So sind die Verhandlungen strukturiert
Die Gespräche sollen vorerst drei Wochen dauern, so der Plan. Dafür haben die Parteien die Diskussionen in elf Themenfelder aufgeteilt. In diese Verhandlungsgruppen entsendet man jeweils rund eine Handvoll Vertreterinnen und Vertreter. Die großen Eck- und Streitpunkte klärt eine Spitzengruppe. Diese setzt sich aus dem Spitzenpersonal von CDU, SPD und FDP zusammen.
Zuvor hatten sich die drei Parteien bei mehreren Vorgesprächen auf einige Zwischenergebnisse geeinigt. Etwa, dass die Gemeinschaftsschulen im Land erhalten bleiben sollen. Dass der Ausbau der A14 weiter vorangetrieben wird. Und dass die Kita-Beiträge auch dann gesenkt bleiben sollen, wenn die Bundesmittel dafür auslaufen.
Diese Voreinigung soll Vertrauen zwischen den möglichen Partnern schaffen und ein Scheitern der Verhandlungen erschweren. MDR SACHSEN-ANHALT liegt eine Version dieses Papiers vor. Es zeigt, dass noch allerhand Konfliktpotenzial zu überwinden ist.

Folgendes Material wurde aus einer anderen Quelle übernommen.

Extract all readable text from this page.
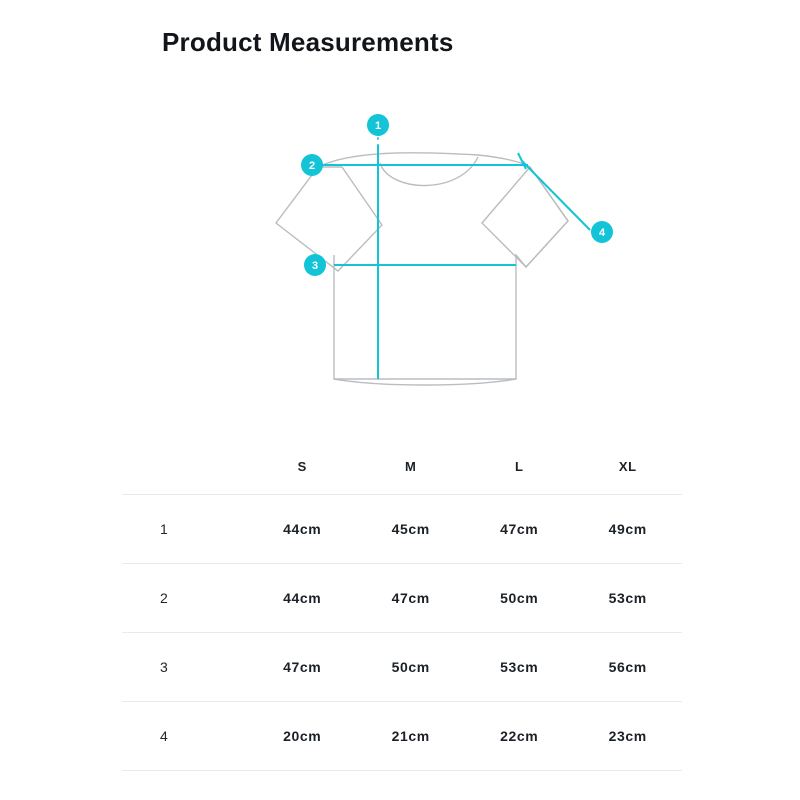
Product Measurements
1
2
3
4
	S	M	L	XL
1	44cm	45cm	47cm	49cm
2	44cm	47cm	50cm	53cm
3	47cm	50cm	53cm	56cm
4	20cm	21cm	22cm	23cm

Innenpolitik sowie Tariftreue- und Vergabegesetz könnten Knackpunkte werden
Ein mögliches Streitfeld ist der Bereich Inneres, Sicherheit und Integration. Schnell dürfte man sich darauf einigen, die Anzahl der Polizeivollzugsbeamten auf 7.000 zu erhöhen. Das haben CDU, SPD und FDP gleichsam im Wahlkampf gefordert. Bei anderen Punkten liegen die Parteien noch auseinander. Die SPD hat beispielsweise am Freitag ihre Forderungen nach einem unabhängigen Polizeibeauftragten und einem Antidiskrimierungsgesetz erneuert. Beides lehnt die CDU ab. In der Zusammenfassung der bisherigen Sondierungsergebnisse fehlt der gesamte Bereich völlig. Das bedeutet allerdings, dass die Parteien ihn nicht als derart kritisch eingeschätzt haben, als dass die Verhandlungen hier scheitern könnten.
Eine Kernforderung der SPD ist zudem ein Tariftreue- und Vergabegesetz. Damit würde geregelt, unter welchen Bedingungen öffentliche Einrichtungen Aufträge an Unternehmen vergeben können. Vor allem geht es darum, wie die Unternehmen ihre Angestellten bezahlen. Die SPD möchte über das Gesetz für bessere Löhne im Land sorgen. CDU und FDP wollen sich darauf einlassen. Dann müssten Unternehmen, um die Aufträge zu bekommen, sich entweder an die Tarife ihrer jeweiligen Branchen halten oder einen sogenannten Vergabemindestlohn zahlen. Wie hoch der wird, ist allerdings noch strittig. Die SPD hat ursprünglich 13 Euro pro Stunde gefordert. Bislang hat man sich aber nur darauf geeinigt, dass der Wert über dem bundesweiten Mindestlohn liegen soll. Der liegt aktuell bei 9,60 Euro, ab Sommer 2022 dann 10,45 Euro. Also deutlich unter 13 Euro.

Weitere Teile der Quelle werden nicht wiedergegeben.